Ulrich Beck – il Sociologo della società del rischio
“Cosa può fare nella società mondiale del rischio il “cittadino consapevole” che non ha organi di senso per questi pericoli prodotti dal progresso e di conseguenza è privato della sovranità del proprio giudizio?”.
Ulrich Beck è stato un sociologo tedesco (1944-2015), considerato fra i maggiori teorici della sociologia del rischio e dei fenomeni sulla globalizzazione e sull’individualizzazione. Nella sua opera maggiore, Società del Rischio, Ulrich Beck propose una distinzione ben precisa tra una prima e una seconda fase della modernità, quest’ultima corrispondente ad un’ulteriore modernizzazione della modernità medesima.
Il Pensiero
La prima fase della modernità si è resa necessaria come diretta conseguenza degli effetti derivanti dall’avvento e dall’estensione delle rivoluzioni politiche e industriali.
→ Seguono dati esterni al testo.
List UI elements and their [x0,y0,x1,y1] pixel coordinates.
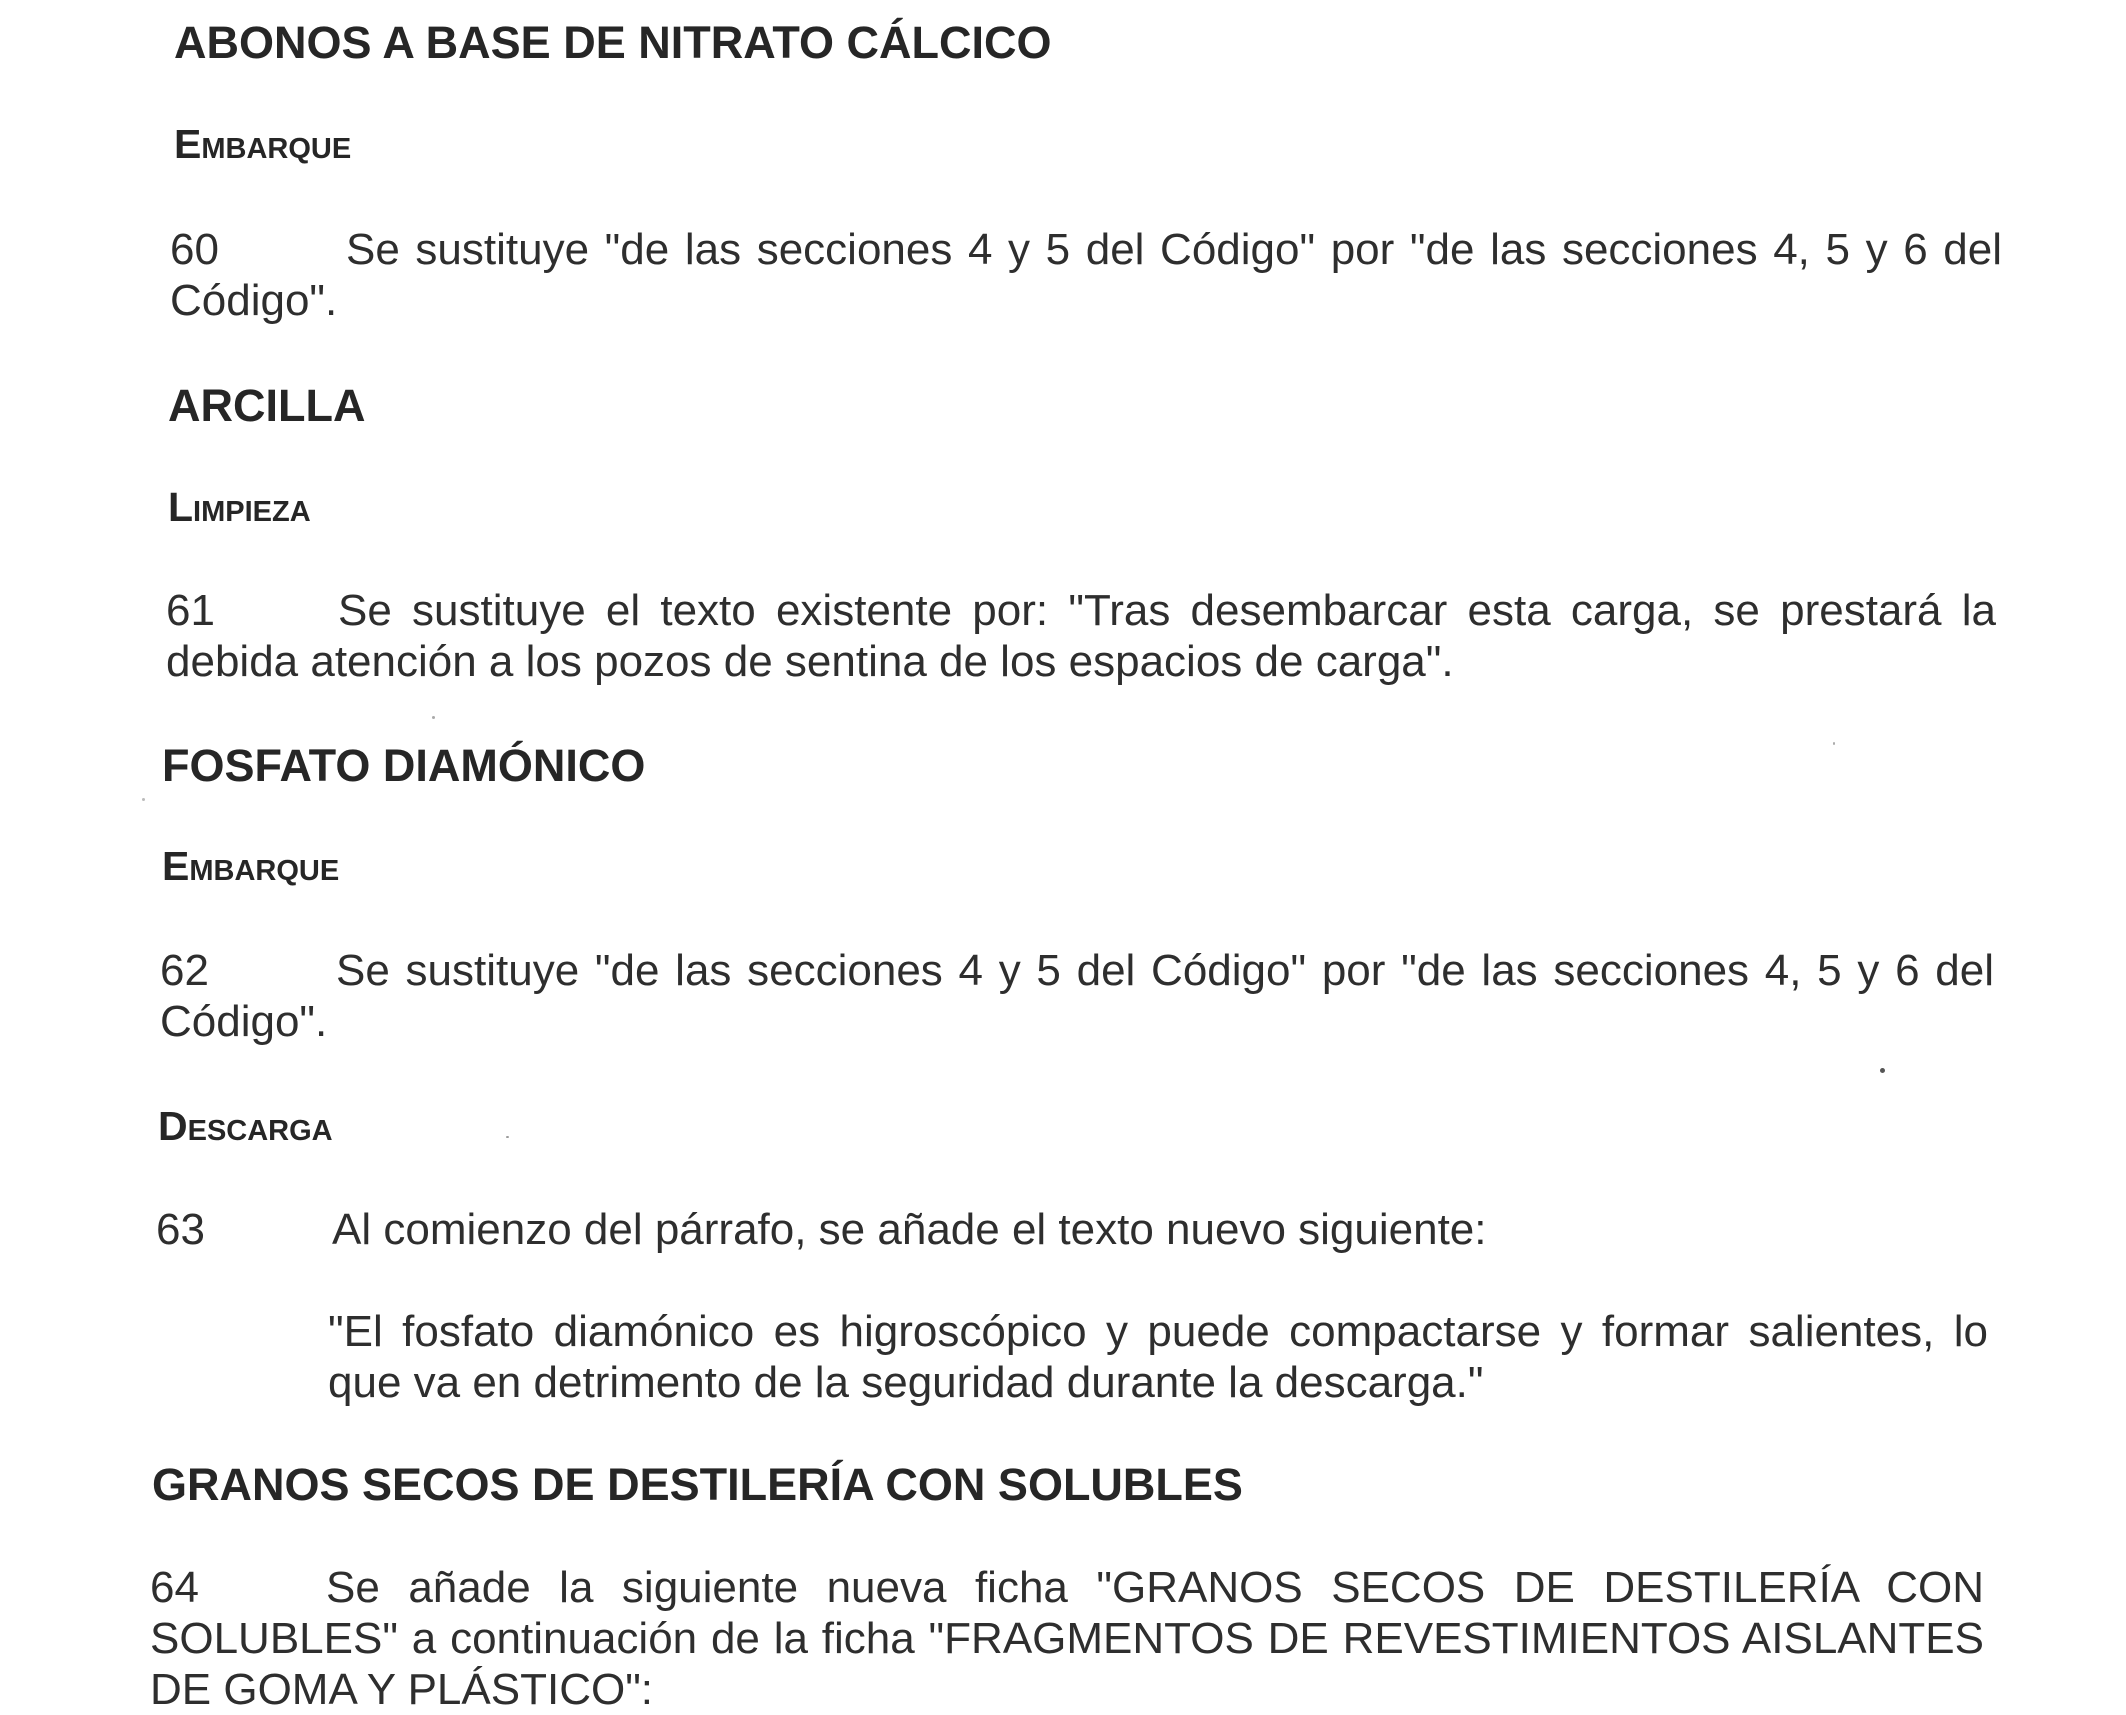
scan-speck [142,798,145,801]
paragraph-63 [156,1204,1487,1255]
paragraph-number: 63 [156,1205,205,1254]
section-heading-fosfato-diamonico: FOSFATO DIAMÓNICO [162,740,646,791]
paragraph-number: 60 [170,225,219,274]
section-heading-arcilla: ARCILLA [168,380,366,431]
subheading-limpieza: Limpieza [168,484,311,530]
paragraph-text: Se sustituye el texto existente por: "Tras desembarcar esta carga, se prestará la debida atención a los pozos de sentina de los espacios de carga". [166,586,1996,686]
paragraph-number: 61 [166,586,215,635]
section-heading-granos-secos: GRANOS SECOS DE DESTILERÍA CON SOLUBLES [152,1459,1243,1510]
scan-speck [432,716,435,719]
paragraph-60 [170,224,2002,326]
paragraph-number: 62 [160,946,209,995]
paragraph-text: Al comienzo del párrafo, se añade el texto nuevo siguiente: [332,1205,1487,1254]
paragraph-number: 64 [150,1563,199,1612]
paragraph-61 [166,585,1996,687]
paragraph-text: Se sustituye "de las secciones 4 y 5 del Código" por "de las secciones 4, 5 y 6 del Código". [170,225,2002,325]
section-heading-abonos: ABONOS A BASE DE NITRATO CÁLCICO [174,17,1052,68]
subheading-embarque-1: Embarque [174,121,352,167]
scan-speck [1880,1068,1885,1073]
paragraph-text: Se añade la siguiente nueva ficha "GRANOS SECOS DE DESTILERÍA CON SOLUBLES" a continuación de la ficha "FRAGMENTOS DE REVESTIMIENTOS AISLANTES DE GOMA Y PLÁSTICO": [150,1563,1984,1714]
subheading-embarque-2: Embarque [162,843,340,889]
subheading-descarga: Descarga [158,1103,333,1149]
scan-speck [506,1136,509,1138]
paragraph-text: Se sustituye "de las secciones 4 y 5 del Código" por "de las secciones 4, 5 y 6 del Código". [160,946,1994,1046]
paragraph-64 [150,1562,1984,1715]
quoted-text: "El fosfato diamónico es higroscópico y puede compactarse y formar salientes, lo que va en detrimento de la seguridad durante la descarga." [328,1307,1988,1407]
paragraph-62 [160,945,1994,1047]
scan-speck [1833,742,1835,745]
Essa, in particolare nel secolo scorso, si è contraddistinta per la creazione di una società a tutti gli effetti statale e nazionale, dotata di burocrazia amministrativa, strutture collettive e gerarchia nei rapporti di produzione. Ma non solo: si è caratterizzata anche per mezzo dell’instaurazione dei precetti insiti nel processo globale di secolarizzazione, per il raggiungimento dell’obiettivo del pieno impiego, per mezzo di una fase di industrializzazione in rapida ascesa, ma anche per uno sfruttamento della natura non ancora visibile, a vantaggio della riproduzione monetaria del capitale (con tutti gli effetti collaterali, comprensivi del pacchetto, che ne sono derivati).
Ulrich Beck osserva che nella seconda fase della modernità, ossia quella che stiamo oggigiorno attraversando, ci stiamo impegnando profondamente in una discussione e in una riflessione analitica di suddette “conquiste ed acquisizioni”, ecco perché Beck sostiene con convinzione che stiamo vivendo una fase particolarmente concitata di “modernità riflessiva”.
Una fase epocale nella quale, secondo Ulrich Beck, vengono capillarmente messe sotto esame le insufficienze e le contraddizioni insite nella prima fase della modernità. E’ innegabile che il mondo circostante sia oggigiorno radicalmente cambiato: occorre fronteggiare una molteplicità di fattori nuovi tra i quali spiccano sicuramente la globalizzazione, l’individualizzazione, la disoccupazione, la sottoccupazione, senza tralasciare i rischi globali della crisi ecologica e della turbolenza del capitale finanziario. Dinanzi a queste nuove emergenze, occorre che si intraprendano nuove linee di azione e di coerenza.
Ulrich Beck sottolinea che il Novecento è stato un secolo estremamente buio, nel quale si sono alternate due sanguinose guerre mondiali, l’Olocausto, il fascismo e il regime sovietico. Adesso ci si sta indirizzando nella edificazione di un’Unione degli Stati Europei che comunque sta portando con sé tutta una serie di incertezze, paradossi e minacce incombenti, margini di rischiosità per l’appunto, sui quale bisogna intervenire con coscienza.
Secondo Ulrich Beck, essi potranno essere aggirati se riusciremo a produrre maggiore sviluppo economico, migliore tecnologia, una più equa distribuzione reddituale, se si creeranno le condizioni per un debito pubblico sostenibile, se si riuscirà ad abbattere il tasso di inflazione e così via. Condizioni preminenti che saranno finalizzate all’annientamento/alleviamento della disoccupazione e al contenimento dell’egoismo individualizzato.
Per Beck viviamo in una società mondiale del rischio, in una società globale della “caoticità” e di ciò ne dobbiamo, per forza, prendere atto. Dinanzi a queste sfide di un’urgenza non sottovalutabile ma anche non pienamente identificabile, Ulrich Beck invita gli Stati moderni a non farsi trovare impreparati.